Superconductivity in the repulsive Hubbard model: an asymptotically exact weak-coupling solution

TL;DR

This paper provides an asymptotically exact weak-coupling solution for the superconducting transition temperature in the Hubbard model, revealing unconventional pairing states across various densities.

Contribution

It introduces a novel RG-based method to compute T$_c$ in the weak-coupling limit, valid for arbitrary densities and independent of initial cutoff.

Findings

Explicit T$_c$ calculations for different densities

Identification of unconventional superconducting states

Validation of cutoff independence in the RG approach

Abstract

We study the phase diagram of the Hubbard model in the limit where U, the onsite repulsive interaction, is much smaller than the bandwidth.
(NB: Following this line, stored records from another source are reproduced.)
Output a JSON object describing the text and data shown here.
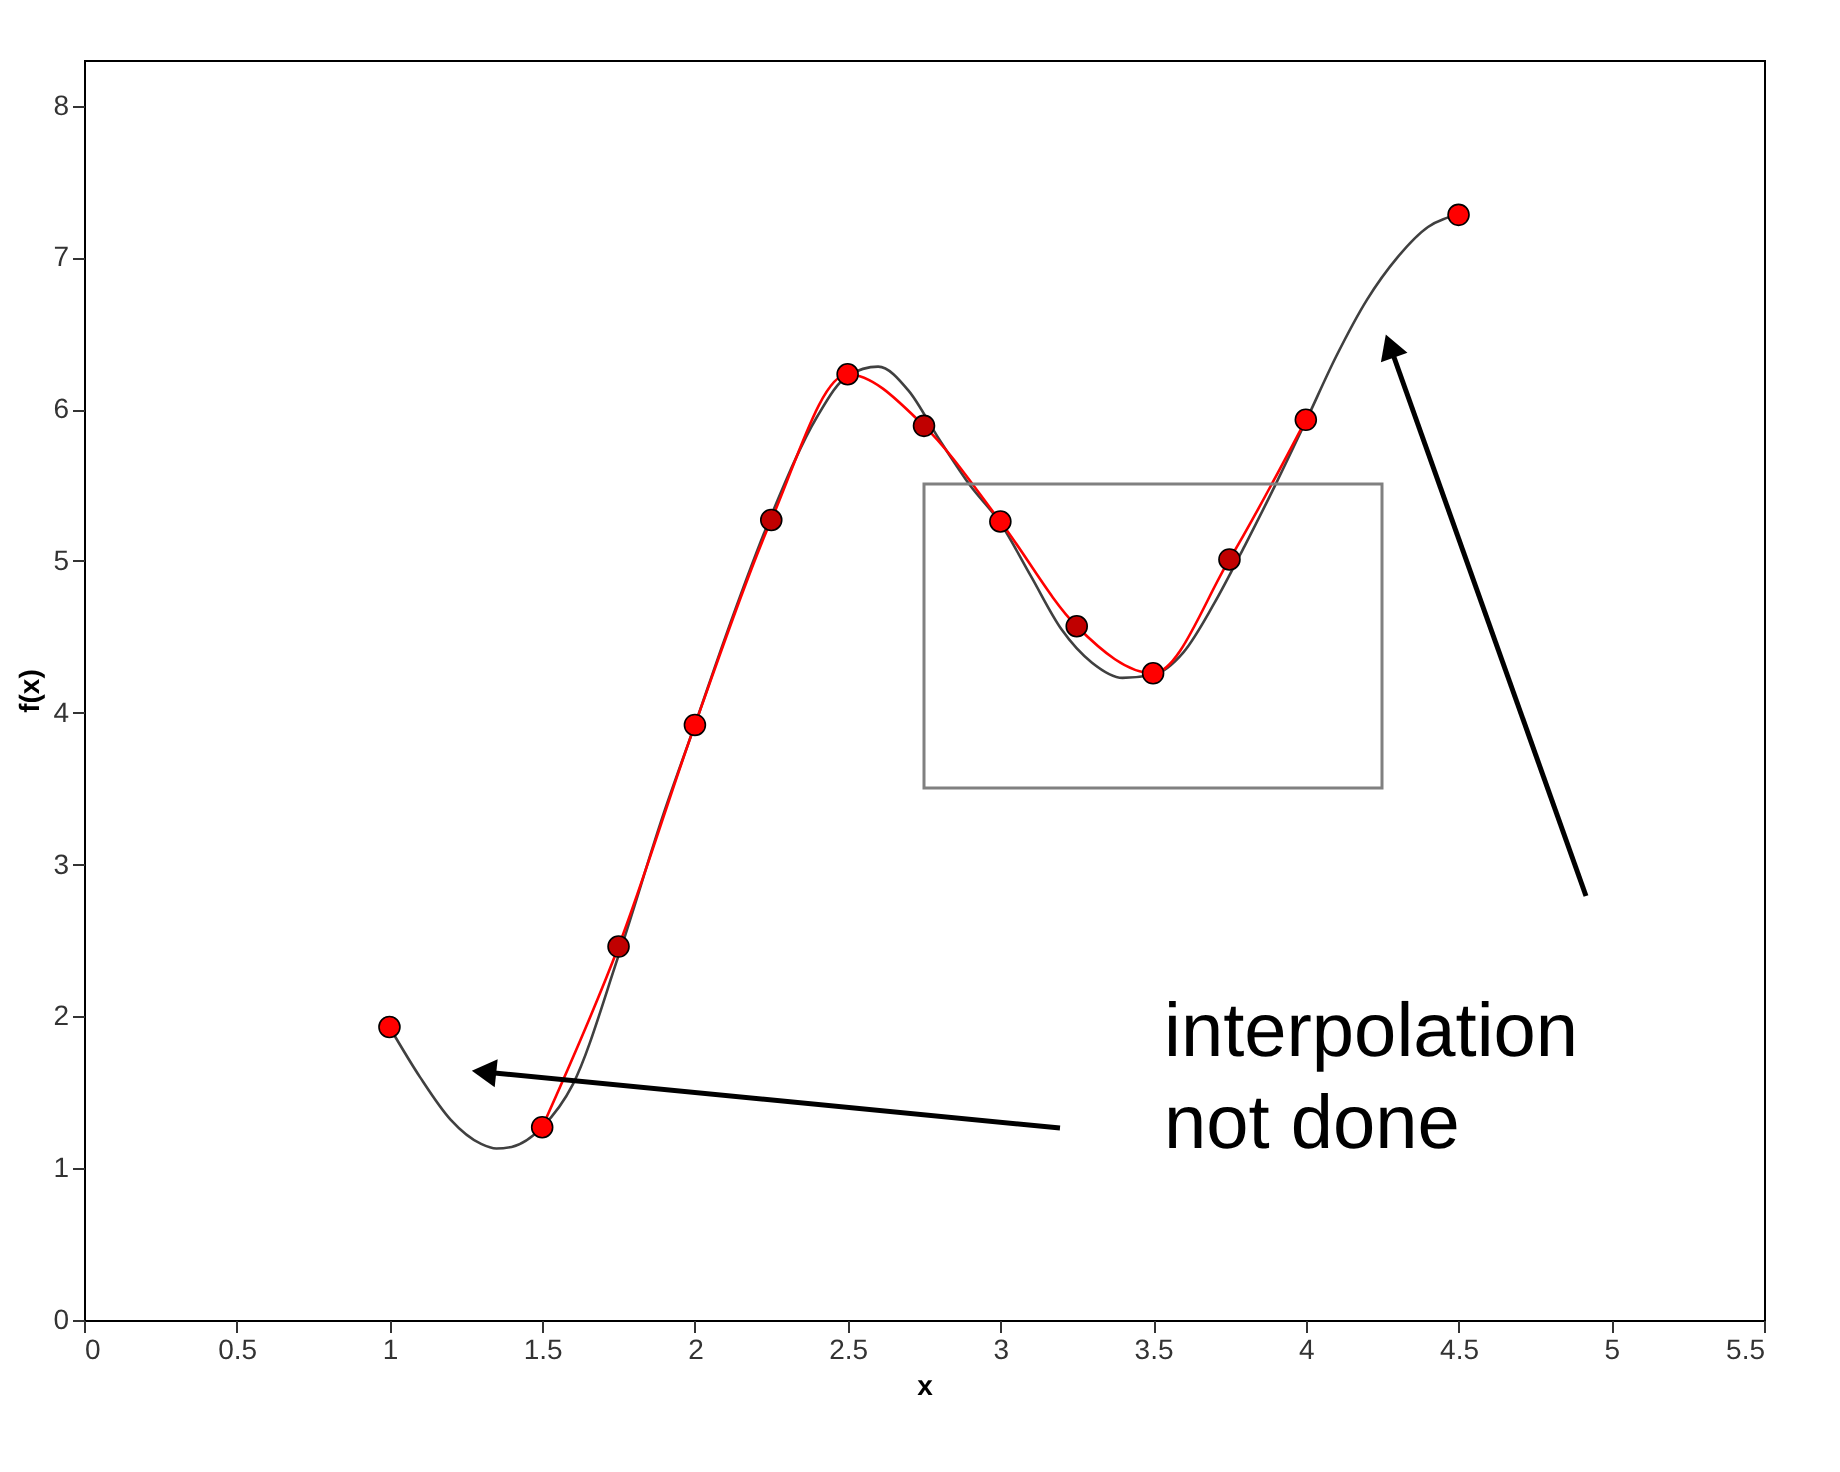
{
  "chart_data": {
    "type": "line",
    "xlabel": "x",
    "ylabel": "f(x)",
    "xlim": [
      0,
      5.5
    ],
    "ylim": [
      0,
      8.3
    ],
    "xticks": [
      0,
      0.5,
      1,
      1.5,
      2,
      2.5,
      3,
      3.5,
      4,
      4.5,
      5,
      5.5
    ],
    "yticks": [
      0,
      1,
      2,
      3,
      4,
      5,
      6,
      7,
      8
    ],
    "grid": false,
    "annotations": [
      "interpolation\nnot done"
    ],
    "series": [
      {
        "color": "#404040",
        "x": [
          1,
          1.1,
          1.2,
          1.3,
          1.35,
          1.4,
          1.5,
          1.6,
          1.75,
          1.9,
          2,
          2.1,
          2.25,
          2.4,
          2.5,
          2.6,
          2.7,
          2.8,
          2.9,
          3,
          3.1,
          3.2,
          3.3,
          3.4,
          3.5,
          3.6,
          3.7,
          3.8,
          3.9,
          4,
          4.1,
          4.2,
          4.3,
          4.4,
          4.5
        ],
        "values": [
          1.93,
          1.6,
          1.32,
          1.16,
          1.13,
          1.14,
          1.27,
          1.55,
          2.4,
          3.35,
          3.92,
          4.5,
          5.3,
          5.95,
          6.22,
          6.28,
          6.12,
          5.8,
          5.5,
          5.25,
          4.9,
          4.55,
          4.33,
          4.23,
          4.25,
          4.4,
          4.72,
          5.1,
          5.5,
          5.92,
          6.35,
          6.72,
          7.0,
          7.2,
          7.28
        ]
      },
      {
        "color": "#ff0000",
        "x": [
          1.5,
          1.75,
          2,
          2.25,
          2.5,
          2.75,
          3,
          3.25,
          3.5,
          3.75,
          4
        ],
        "values": [
          1.27,
          2.46,
          3.92,
          5.27,
          6.23,
          5.89,
          5.26,
          4.57,
          4.26,
          5.01,
          5.93
        ]
      },
      {
        "type": "scatter",
        "marker": "circle",
        "color": "#ff0000",
        "x": [
          1,
          1.5,
          2,
          2.5,
          3,
          3.5,
          4,
          4.5
        ],
        "values": [
          1.93,
          1.27,
          3.92,
          6.23,
          5.26,
          4.26,
          5.93,
          7.28
        ]
      },
      {
        "type": "scatter",
        "marker": "circle",
        "color": "#c00000",
        "x": [
          1.75,
          2.25,
          2.75,
          3.25,
          3.75
        ],
        "values": [
          2.46,
          5.27,
          5.89,
          4.57,
          5.01
        ]
      }
    ]
  }
}
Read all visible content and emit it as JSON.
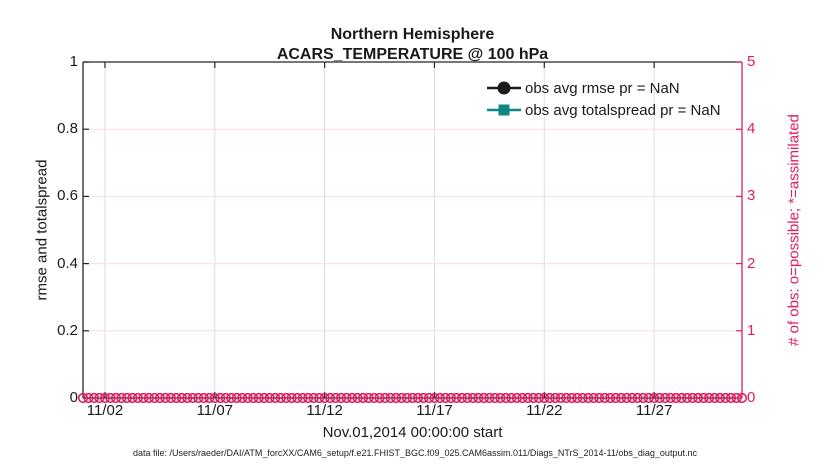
{
  "chart_data": {
    "type": "line",
    "title": "Northern Hemisphere",
    "subtitle": "ACARS_TEMPERATURE @ 100 hPa",
    "xlabel": "Nov.01,2014 00:00:00 start",
    "ylabel_left": "rmse and totalspread",
    "ylabel_right": "# of obs: o=possible; *=assimilated",
    "x_range_days": [
      0,
      30
    ],
    "x_tick_days": [
      1,
      6,
      11,
      16,
      21,
      26
    ],
    "x_tick_labels": [
      "11/02",
      "11/07",
      "11/12",
      "11/17",
      "11/22",
      "11/27"
    ],
    "ylim_left": [
      0,
      1
    ],
    "ytick_values_left": [
      0,
      0.2,
      0.4,
      0.6,
      0.8,
      1
    ],
    "ytick_labels_left": [
      "0",
      "0.2",
      "0.4",
      "0.6",
      "0.8",
      "1"
    ],
    "ylim_right": [
      0,
      5
    ],
    "ytick_values_right": [
      0,
      1,
      2,
      3,
      4,
      5
    ],
    "ytick_labels_right": [
      "0",
      "1",
      "2",
      "3",
      "4",
      "5"
    ],
    "grid": true,
    "legend_position": "top-right-inside, no box",
    "legend": [
      {
        "label": "obs avg rmse pr = NaN",
        "color": "#1a1a1a",
        "marker": "circle"
      },
      {
        "label": "obs avg totalspread pr = NaN",
        "color": "#0f8782",
        "marker": "square"
      }
    ],
    "series": [
      {
        "name": "obs avg rmse pr = NaN",
        "axis": "left",
        "values": "NaN",
        "note_visible": "no line drawn"
      },
      {
        "name": "obs avg totalspread pr = NaN",
        "axis": "left",
        "values": "NaN",
        "note_visible": "no line drawn"
      },
      {
        "name": "# of obs possible",
        "axis": "right",
        "marker": "o",
        "start_day": 0,
        "end_day": 30,
        "step_days": 0.25,
        "constant_value": 0
      }
    ]
  },
  "caption": "data file: /Users/raeder/DAI/ATM_forcXX/CAM6_setup/f.e21.FHIST_BGC.f09_025.CAM6assim.011/Diags_NTrS_2014-11/obs_diag_output.nc",
  "colors": {
    "accent_pink": "#df1e62",
    "teal": "#0f8782",
    "axis_dark": "#262626",
    "tick_text": "#1a1a1a",
    "grid_vertical": "#dcdcdc",
    "grid_horizontal": "#f8dce8",
    "background": "#ffffff"
  }
}
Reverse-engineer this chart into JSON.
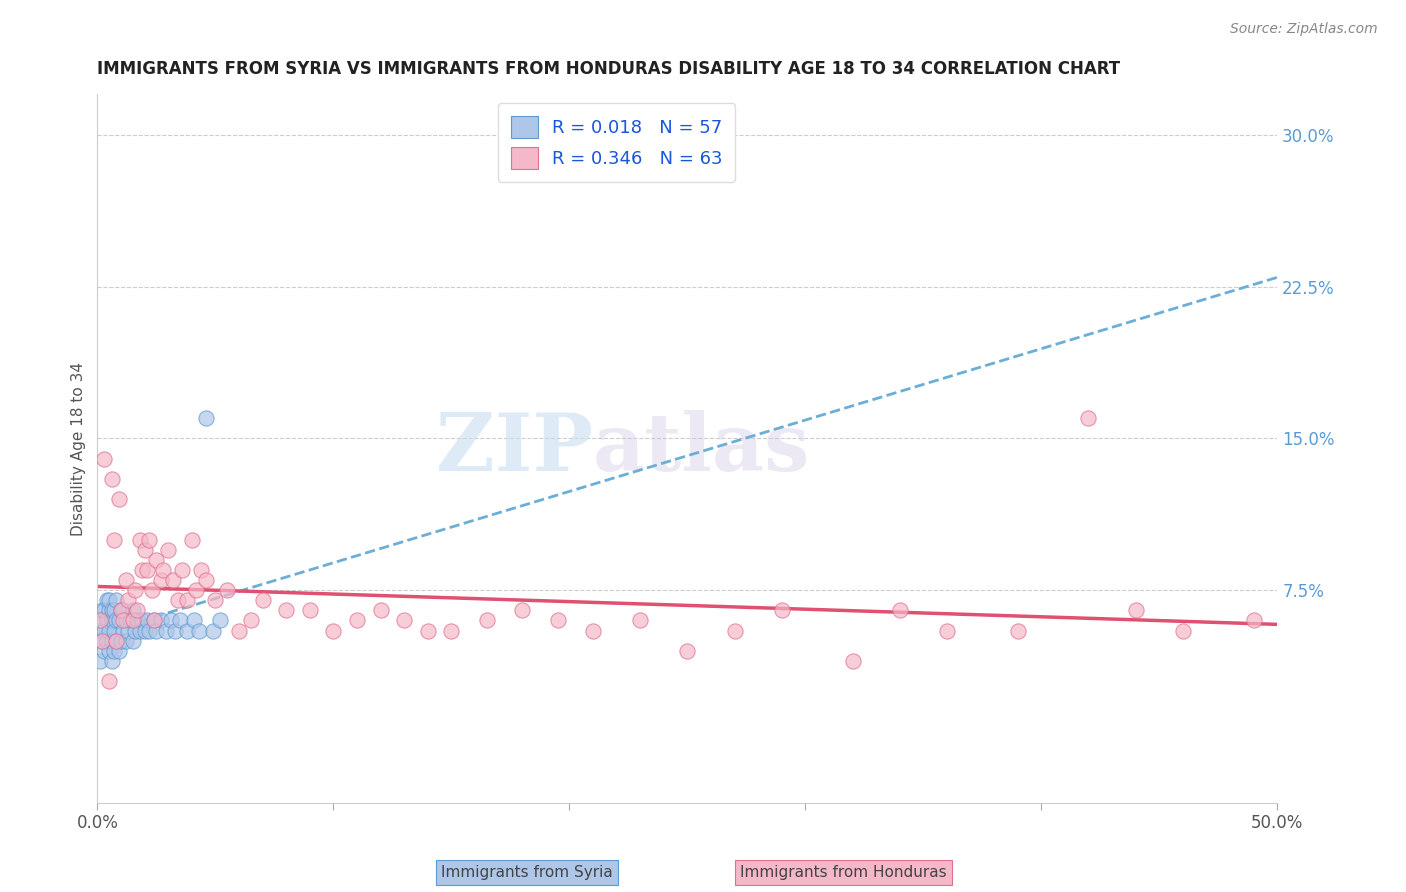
{
  "title": "IMMIGRANTS FROM SYRIA VS IMMIGRANTS FROM HONDURAS DISABILITY AGE 18 TO 34 CORRELATION CHART",
  "source": "Source: ZipAtlas.com",
  "ylabel": "Disability Age 18 to 34",
  "xlim": [
    0.0,
    0.5
  ],
  "ylim": [
    -0.03,
    0.32
  ],
  "syria_color": "#aec6e8",
  "syria_edge": "#5b9bd5",
  "honduras_color": "#f4b8c8",
  "honduras_edge": "#e07090",
  "syria_line_color": "#6baed6",
  "honduras_line_color": "#e05070",
  "background_color": "#ffffff",
  "watermark_zip": "ZIP",
  "watermark_atlas": "atlas",
  "grid_color": "#cccccc",
  "right_tick_color": "#5b9bd5",
  "syria_x": [
    0.001,
    0.001,
    0.002,
    0.002,
    0.002,
    0.003,
    0.003,
    0.003,
    0.004,
    0.004,
    0.004,
    0.005,
    0.005,
    0.005,
    0.005,
    0.006,
    0.006,
    0.006,
    0.006,
    0.007,
    0.007,
    0.007,
    0.008,
    0.008,
    0.008,
    0.009,
    0.009,
    0.01,
    0.01,
    0.011,
    0.011,
    0.012,
    0.012,
    0.013,
    0.014,
    0.015,
    0.015,
    0.016,
    0.017,
    0.018,
    0.019,
    0.02,
    0.021,
    0.022,
    0.024,
    0.025,
    0.027,
    0.029,
    0.031,
    0.033,
    0.035,
    0.038,
    0.041,
    0.043,
    0.046,
    0.049,
    0.052
  ],
  "syria_y": [
    0.04,
    0.055,
    0.05,
    0.06,
    0.065,
    0.045,
    0.055,
    0.065,
    0.05,
    0.06,
    0.07,
    0.045,
    0.055,
    0.065,
    0.07,
    0.04,
    0.05,
    0.06,
    0.065,
    0.045,
    0.055,
    0.065,
    0.05,
    0.06,
    0.07,
    0.045,
    0.06,
    0.05,
    0.065,
    0.055,
    0.065,
    0.05,
    0.06,
    0.055,
    0.06,
    0.05,
    0.065,
    0.055,
    0.06,
    0.055,
    0.06,
    0.055,
    0.06,
    0.055,
    0.06,
    0.055,
    0.06,
    0.055,
    0.06,
    0.055,
    0.06,
    0.055,
    0.06,
    0.055,
    0.16,
    0.055,
    0.06
  ],
  "honduras_x": [
    0.001,
    0.002,
    0.003,
    0.005,
    0.006,
    0.007,
    0.008,
    0.009,
    0.01,
    0.011,
    0.012,
    0.013,
    0.015,
    0.016,
    0.017,
    0.018,
    0.019,
    0.02,
    0.021,
    0.022,
    0.023,
    0.024,
    0.025,
    0.027,
    0.028,
    0.03,
    0.032,
    0.034,
    0.036,
    0.038,
    0.04,
    0.042,
    0.044,
    0.046,
    0.05,
    0.055,
    0.06,
    0.065,
    0.07,
    0.08,
    0.09,
    0.1,
    0.11,
    0.12,
    0.13,
    0.14,
    0.15,
    0.165,
    0.18,
    0.195,
    0.21,
    0.23,
    0.25,
    0.27,
    0.29,
    0.32,
    0.34,
    0.36,
    0.39,
    0.42,
    0.44,
    0.46,
    0.49
  ],
  "honduras_y": [
    0.06,
    0.05,
    0.14,
    0.03,
    0.13,
    0.1,
    0.05,
    0.12,
    0.065,
    0.06,
    0.08,
    0.07,
    0.06,
    0.075,
    0.065,
    0.1,
    0.085,
    0.095,
    0.085,
    0.1,
    0.075,
    0.06,
    0.09,
    0.08,
    0.085,
    0.095,
    0.08,
    0.07,
    0.085,
    0.07,
    0.1,
    0.075,
    0.085,
    0.08,
    0.07,
    0.075,
    0.055,
    0.06,
    0.07,
    0.065,
    0.065,
    0.055,
    0.06,
    0.065,
    0.06,
    0.055,
    0.055,
    0.06,
    0.065,
    0.06,
    0.055,
    0.06,
    0.045,
    0.055,
    0.065,
    0.04,
    0.065,
    0.055,
    0.055,
    0.16,
    0.065,
    0.055,
    0.06
  ]
}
We present an asymptotically exact expression for T$_c$, the superconducting transition temperature, in terms of the correlation functions of the non-interacting system which is valid for arbitrary densities so long as the interactions are sufficiently small. Our strategy for computing T$_c$ involves first integrating out all degrees of freedom having energy higher than an unphysical initial cutoff $\Omega_0$. Then, the renormalization group (RG) flows of the resulting effective action are computed and T$_c$ is obtained by determining the scale below which the RG flows in the Cooper channel diverge. We prove that T$_c$ is independent of $\Omega_0$. Using this method, we find a variety of unconventional superconducting ground states in two and three dimensional lattice systems and present explicit results for T$_c$ and pairing symmetries as a function of the electron concentration.